If a £500m fund has an AMC of 1.75 per cent rather than the industry average for active managed funds of 1.5 per cent, it means the management team are scooping an extra £1.25m a year from the fund.
Managers often argue that these higher fees are essential to drive outperformance as specialist funds become more prevalent in the marketplace.
But Chelsea Financial Services managing director Darius McDermott says the additional cost has to be justified and that 1.75 per cent cannot become the norm.
He says: “There has to be an added level of work somewhere, whether it be research, liquidity or in dealing costs. I am against the principle of 1.75 per cent but I can accept it if the fund performs markedly.
“Neil Woodford runs a traditional UK equity income fund range that is almost unrivalled in terms of performance and he only raised his AMC from 1.25 to 1.5 per cent in the past couple of years. How can anyone who runs a traditional fund charge any more than that?”
Notable funds on the list include the £1.4bn Aberdeen Asia Pacific and £608m Fidelity Moneybuilder global fund which are both in the third quartile over three years.
Dalton Strategic Partnership’s Japan, European and Asia opportunities funds have also underperformed despite AMCs of 2.15 per cent.
Dalton partner Richard Jones says: “We expect all of our funds to outperform in the medium to long term but that is not always the case with active vehicles that operate an unconstrained approach but when they go right they tend to fly.
“With regard to the fee, we charge the excess as we limit the amount that goes into the funds as we would rather run them on an unconstrained approach than have six times the amount of assets in the funds.”
Hargreaves Lansdown investment manager Ben Yearsley holds a number of investments with Dalton and says the charges need be justified. He says: “An argument can be put forward for one-year performance as the difference between top and bottom quartile can be minimal but over three years that is unlikely to be the case. This is where the argument is raised of money being paid back as funds have to justify the fee.”
Bestinvest research analyst Tom White says: “There are some 1.75 per cent AMC funds that we recommend and it is something we look at, alongside manager track record, as a big influence in recommendations. I have been in the industry five or six years and it does seem to be creeping up all the time.”

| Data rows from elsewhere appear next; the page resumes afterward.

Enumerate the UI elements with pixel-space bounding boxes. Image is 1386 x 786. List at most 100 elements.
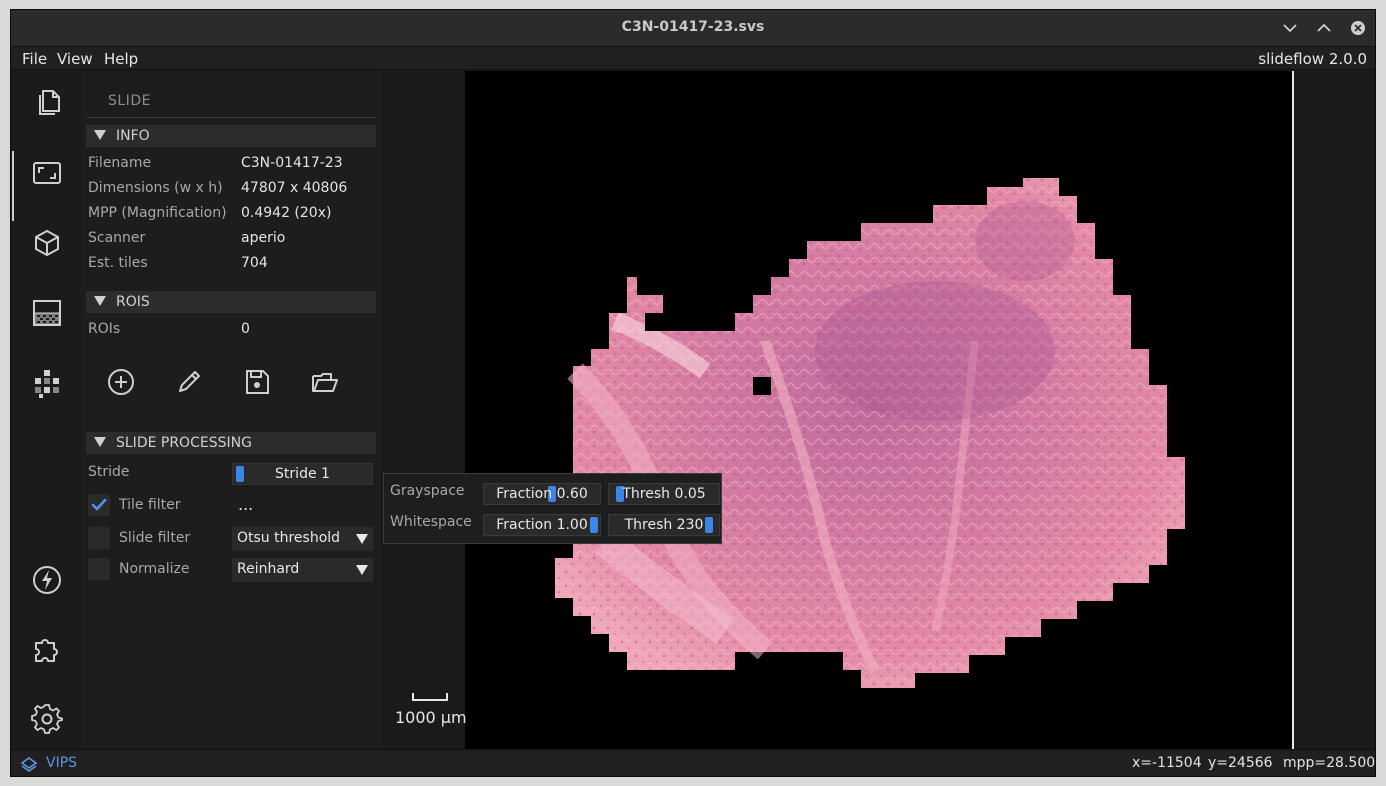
backend-label[interactable]: VIPS bbox=[46, 755, 78, 771]
scale-bar-label: 1000 µm bbox=[395, 708, 467, 727]
sidebar-slide[interactable] bbox=[12, 151, 63, 221]
chevron-up-icon bbox=[1317, 23, 1331, 32]
sidebar-files[interactable] bbox=[31, 87, 63, 119]
status-bar: VIPS x=-11504 y=24566 mpp=28.500 bbox=[11, 749, 1376, 776]
scanner-label: Scanner bbox=[88, 230, 146, 246]
sidebar-model[interactable] bbox=[31, 227, 63, 259]
processing-section-header[interactable]: SLIDE PROCESSING bbox=[86, 432, 376, 454]
close-icon bbox=[1351, 21, 1365, 35]
stride-slider[interactable]: Stride 1 bbox=[232, 463, 373, 485]
app-version: slideflow 2.0.0 bbox=[1258, 50, 1367, 68]
dropdown-arrow-icon bbox=[356, 565, 368, 575]
add-roi-button[interactable] bbox=[106, 367, 136, 397]
checkmark-icon bbox=[91, 498, 107, 511]
panel-title: SLIDE bbox=[108, 93, 151, 109]
save-roi-button[interactable] bbox=[242, 367, 272, 397]
whitespace-thresh-value: Thresh 230 bbox=[624, 517, 704, 533]
slide-panel: SLIDE INFO Filename C3N-01417-23 Dimensi… bbox=[81, 71, 381, 749]
edit-roi-button[interactable] bbox=[174, 367, 204, 397]
close-button[interactable] bbox=[1348, 18, 1368, 38]
whitespace-thresh-handle[interactable] bbox=[705, 517, 713, 533]
grayspace-label: Grayspace bbox=[390, 483, 465, 499]
gear-icon bbox=[31, 704, 63, 734]
viewer-margin-right bbox=[1294, 71, 1375, 749]
whitespace-fraction-slider[interactable]: Fraction 1.00 bbox=[483, 514, 601, 536]
dimensions-label: Dimensions (w x h) bbox=[88, 180, 223, 196]
heatmap-icon bbox=[33, 300, 61, 326]
coord-y: y=24566 bbox=[1208, 755, 1273, 771]
coord-x: x=-11504 bbox=[1132, 755, 1202, 771]
slide-filter-label: Slide filter bbox=[119, 530, 191, 546]
grayspace-thresh-handle[interactable] bbox=[616, 486, 624, 502]
minimize-button[interactable] bbox=[1280, 18, 1300, 38]
rois-label: ROIs bbox=[88, 321, 121, 337]
menu-help[interactable]: Help bbox=[104, 50, 139, 68]
grayspace-fraction-value: Fraction 0.60 bbox=[496, 486, 588, 502]
tile-filter-options-button[interactable]: ... bbox=[238, 495, 254, 514]
extensions-icon bbox=[35, 639, 58, 662]
stride-label: Stride bbox=[88, 464, 130, 480]
grayspace-fraction-handle[interactable] bbox=[548, 486, 556, 502]
whitespace-thresh-slider[interactable]: Thresh 230 bbox=[608, 514, 720, 536]
panel-divider bbox=[86, 117, 376, 118]
normalize-checkbox[interactable] bbox=[88, 558, 110, 580]
stride-value: Stride 1 bbox=[275, 466, 330, 482]
rois-header-label: ROIS bbox=[116, 294, 150, 310]
sidebar-settings[interactable] bbox=[31, 703, 63, 735]
rois-section-header[interactable]: ROIS bbox=[86, 291, 376, 313]
whitespace-fraction-handle[interactable] bbox=[590, 517, 598, 533]
mpp-value: 0.4942 (20x) bbox=[241, 205, 332, 221]
tissue-image bbox=[555, 178, 1185, 688]
sidebar-segment[interactable] bbox=[31, 367, 63, 399]
sidebar-performance[interactable] bbox=[31, 564, 63, 596]
info-section-header[interactable]: INFO bbox=[86, 125, 376, 147]
grayspace-thresh-slider[interactable]: Thresh 0.05 bbox=[608, 483, 720, 505]
load-roi-button[interactable] bbox=[310, 367, 340, 397]
dimensions-value: 47807 x 40806 bbox=[241, 180, 348, 196]
filename-label: Filename bbox=[88, 155, 152, 171]
tile-filter-checkbox[interactable] bbox=[88, 494, 110, 516]
tile-filter-label: Tile filter bbox=[119, 497, 181, 513]
whitespace-label: Whitespace bbox=[390, 514, 472, 530]
performance-icon bbox=[33, 566, 61, 594]
filename-value: C3N-01417-23 bbox=[241, 155, 343, 171]
slide-filter-checkbox[interactable] bbox=[88, 527, 110, 549]
scale-bar bbox=[412, 693, 448, 701]
mpp-label: MPP (Magnification) bbox=[88, 205, 227, 221]
slide-filter-selected: Otsu threshold bbox=[237, 530, 341, 546]
menu-file[interactable]: File bbox=[22, 50, 48, 68]
save-roi-icon bbox=[246, 370, 269, 394]
dropdown-arrow-icon bbox=[356, 534, 368, 544]
app-window: C3N-01417-23.svs File View Help slideflo… bbox=[10, 9, 1376, 777]
maximize-button[interactable] bbox=[1314, 18, 1334, 38]
files-icon bbox=[39, 90, 60, 115]
grayspace-fraction-slider[interactable]: Fraction 0.60 bbox=[483, 483, 601, 505]
chevron-down-icon bbox=[1283, 24, 1297, 33]
normalize-selected: Reinhard bbox=[237, 561, 300, 577]
grayspace-thresh-value: Thresh 0.05 bbox=[622, 486, 706, 502]
processing-header-label: SLIDE PROCESSING bbox=[116, 435, 252, 451]
stride-slider-handle[interactable] bbox=[236, 466, 244, 482]
normalize-dropdown[interactable]: Reinhard bbox=[232, 558, 373, 582]
slide-icon bbox=[33, 162, 61, 184]
mpp-readout: mpp=28.500 bbox=[1283, 755, 1376, 771]
sidebar-heatmap[interactable] bbox=[31, 297, 63, 329]
normalize-label: Normalize bbox=[119, 561, 190, 577]
scanner-value: aperio bbox=[241, 230, 286, 246]
tile-filter-popup: Grayspace Fraction 0.60 Thresh 0.05 Whit… bbox=[383, 473, 722, 544]
collapse-triangle-icon bbox=[94, 437, 106, 447]
menu-view[interactable]: View bbox=[57, 50, 93, 68]
est-tiles-label: Est. tiles bbox=[88, 255, 148, 271]
window-title: C3N-01417-23.svs bbox=[621, 19, 765, 35]
whitespace-fraction-value: Fraction 1.00 bbox=[496, 517, 588, 533]
viewer-edge-line bbox=[1292, 71, 1294, 749]
rois-count: 0 bbox=[241, 321, 250, 337]
slide-viewer[interactable] bbox=[465, 71, 1293, 749]
icon-sidebar bbox=[11, 71, 81, 749]
collapse-triangle-icon bbox=[94, 130, 106, 140]
viewer-margin-left bbox=[381, 71, 465, 749]
sidebar-extensions[interactable] bbox=[31, 633, 63, 665]
edit-roi-icon bbox=[179, 371, 200, 392]
slide-filter-dropdown[interactable]: Otsu threshold bbox=[232, 527, 373, 551]
backend-icon bbox=[20, 757, 38, 772]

Premier Asset Management has two funds – enterprise and European growth – with AMCs of 1.75 per cent and managing director of sales and marketing Simon Weldon says they do need to offer something extra.
He says: “The days where all funds are offered at the same price have passed. The important things to remember are that charges are irrelevant if performance is strong and that, unlike traditional sectors, the difference between funds in specialist markets in short spaces of time can actually be quite marked. But they need something different.”

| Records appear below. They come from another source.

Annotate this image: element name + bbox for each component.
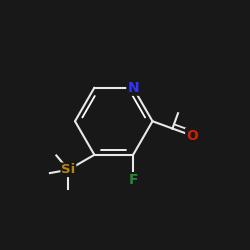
Text: Si: Si [61,163,76,176]
Text: O: O [186,128,198,142]
Text: F: F [128,173,138,187]
Text: N: N [127,81,139,95]
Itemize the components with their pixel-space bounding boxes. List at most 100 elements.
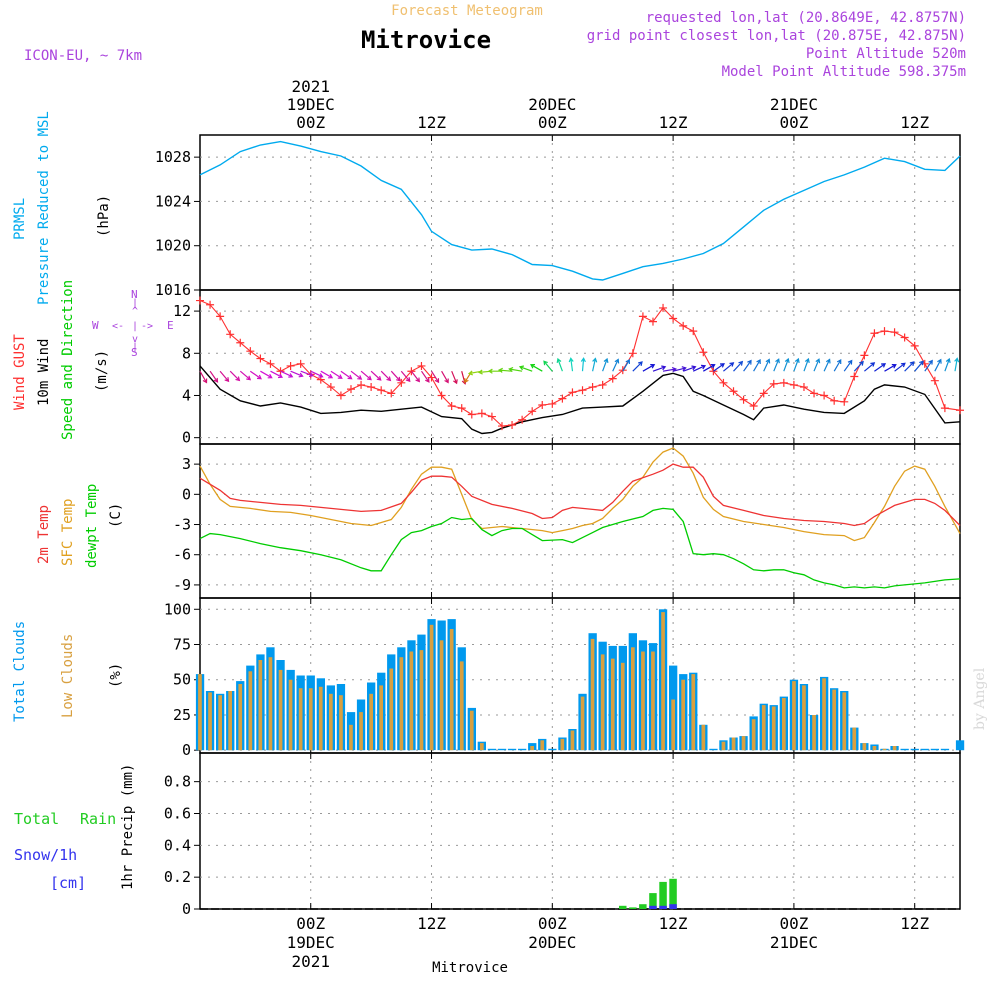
wind-arrow [813, 358, 821, 372]
precip-ytick-label: 0 [182, 900, 191, 918]
wind10m-line [199, 365, 961, 435]
gust-marker [739, 395, 748, 404]
credit-watermark: by Angel [972, 667, 988, 730]
gust-marker [367, 383, 376, 392]
wind10m-label: 10m Wind [36, 339, 52, 406]
low-cloud-bar [631, 647, 635, 751]
wind-arrow [451, 370, 458, 385]
gust-marker [578, 386, 587, 395]
gust-marker [719, 378, 728, 387]
gust-marker [699, 348, 708, 357]
svg-text:^: ^ [132, 306, 138, 317]
low-cloud-bar [862, 743, 867, 751]
gust-marker [840, 397, 849, 406]
wind-arrow [410, 370, 420, 383]
wind-unit: (m/s) [94, 350, 110, 392]
wind-arrow [853, 360, 864, 372]
rain-bar [619, 905, 627, 909]
bottom-date-label: 21DEC [770, 933, 818, 952]
bottom-time-label: 12Z [417, 914, 446, 933]
low-cloud-bar [590, 638, 595, 751]
low-cloud-bar [288, 679, 293, 751]
wind-ytick-label: 12 [173, 302, 191, 320]
wind-arrow [441, 370, 449, 384]
snow-bar [669, 904, 677, 909]
gust-marker [196, 296, 204, 305]
wind-arrow [390, 370, 401, 382]
low-cloud-bar [600, 654, 605, 751]
low-cloud-bar [480, 743, 484, 751]
gust-marker [447, 402, 456, 411]
gust-marker [880, 327, 889, 336]
total-cloud-bar [940, 748, 950, 751]
low-cloud-bar [832, 689, 836, 751]
compass-n: N [131, 288, 138, 301]
gust-marker [236, 338, 245, 347]
bottom-time-label: 12Z [900, 914, 929, 933]
svg-text:|: | [132, 342, 138, 353]
gust-marker [397, 378, 406, 387]
pressure-frame [199, 134, 961, 291]
low-cloud-bar [218, 695, 222, 751]
gust-marker [457, 404, 466, 413]
low-cloud-bar [771, 706, 776, 751]
compass-rose: N | ^ W <- | -> E v | S [92, 288, 174, 359]
gust-marker [638, 312, 647, 321]
low-cloud-bar [359, 712, 363, 751]
low-cloud-bar [681, 679, 685, 751]
low-cloud-bar [379, 685, 383, 751]
total-cloud-bar [709, 748, 718, 751]
low-cloud-bar [620, 662, 625, 751]
wind-arrow [421, 370, 430, 383]
place-title: Mitrovice [361, 26, 491, 54]
low-cloud-bar [278, 669, 283, 751]
compass-e: E [167, 319, 174, 332]
gust-marker [336, 391, 345, 400]
wind-arrow [713, 363, 725, 372]
top-time-label: 00Z [779, 113, 808, 132]
wind-arrow [894, 362, 906, 372]
low-cloud-bar [268, 657, 273, 751]
wind-arrow [330, 370, 343, 379]
pressure-labels: PRMSL Pressure Reduced to MSL (hPa) [12, 111, 112, 305]
gust-marker [799, 383, 808, 392]
wind-arrow [209, 370, 219, 383]
tsfc-line [199, 447, 961, 542]
low-cloud-bar [610, 658, 615, 751]
low-cloud-bar [701, 724, 706, 751]
low-cloud-bar [198, 674, 202, 751]
low-cloud-bar [721, 741, 726, 751]
temp-ytick-label: -9 [173, 576, 191, 594]
gust-marker [467, 410, 476, 419]
gust-marker [820, 391, 829, 400]
wind-arrow [320, 370, 334, 379]
top-time-label: 12Z [659, 113, 688, 132]
top-time-label: 12Z [900, 113, 929, 132]
gust-marker [940, 404, 949, 413]
wind-arrow [733, 360, 744, 372]
model-label: ICON-EU, ~ 7km [24, 48, 142, 64]
gust-marker [689, 327, 698, 336]
gust-marker [810, 389, 819, 398]
low-cloud-bar [369, 693, 373, 751]
gust-marker [487, 412, 496, 421]
wind-arrow [518, 365, 533, 372]
t2m-line [199, 463, 961, 527]
gust-marker [326, 383, 335, 392]
pressure-ytick-label: 1028 [155, 148, 191, 166]
low-cloud-bar [822, 678, 826, 751]
bottom-date-label: 20DEC [528, 933, 576, 952]
wind-arrow [763, 358, 771, 372]
wind-arrow [497, 367, 513, 373]
gust-marker [588, 383, 597, 392]
temp-ytick-label: -6 [173, 546, 191, 564]
low-cloud-bar [792, 681, 796, 751]
wind-arrow [592, 357, 598, 372]
low-cloud-bar [882, 748, 887, 751]
low-cloud-bar [339, 695, 343, 751]
wind-arrow [622, 359, 630, 372]
low-cloud-bar [782, 698, 786, 751]
precip-frame [199, 752, 961, 910]
clouds-ytick-label: 100 [164, 600, 191, 618]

Two firms that have raised eyebrows recently by elevating their fees are Old Mutual Asset Managers on its UK smaller companies fund and First State on both its Asia Pacific and greater China growth funds.
Yearsley was particularly critical of First State’s decision at the time, saying that as its funds were fairly niche, investors were unlikely to walk away.
London & Capital head of UK distribution Jamie Farquhar says: “It is down to the IFA and the investor as to whether they feel this additional fee is justified. If providers say this is the price for these products and someone feels that is too much, they can steer clear. If they accept and it underperforms, they can vote with their feet.”
Kohn Cougar managing director Roddy Kohn says: “With the growth of specialist offerings, I would like to hope that this move to 1.75 per cent AMC on funds is not an irreversible trend. It is wholly unjustified and the greatest disincentive to advisers as they understand the effects of costs on a portfolio’s return.”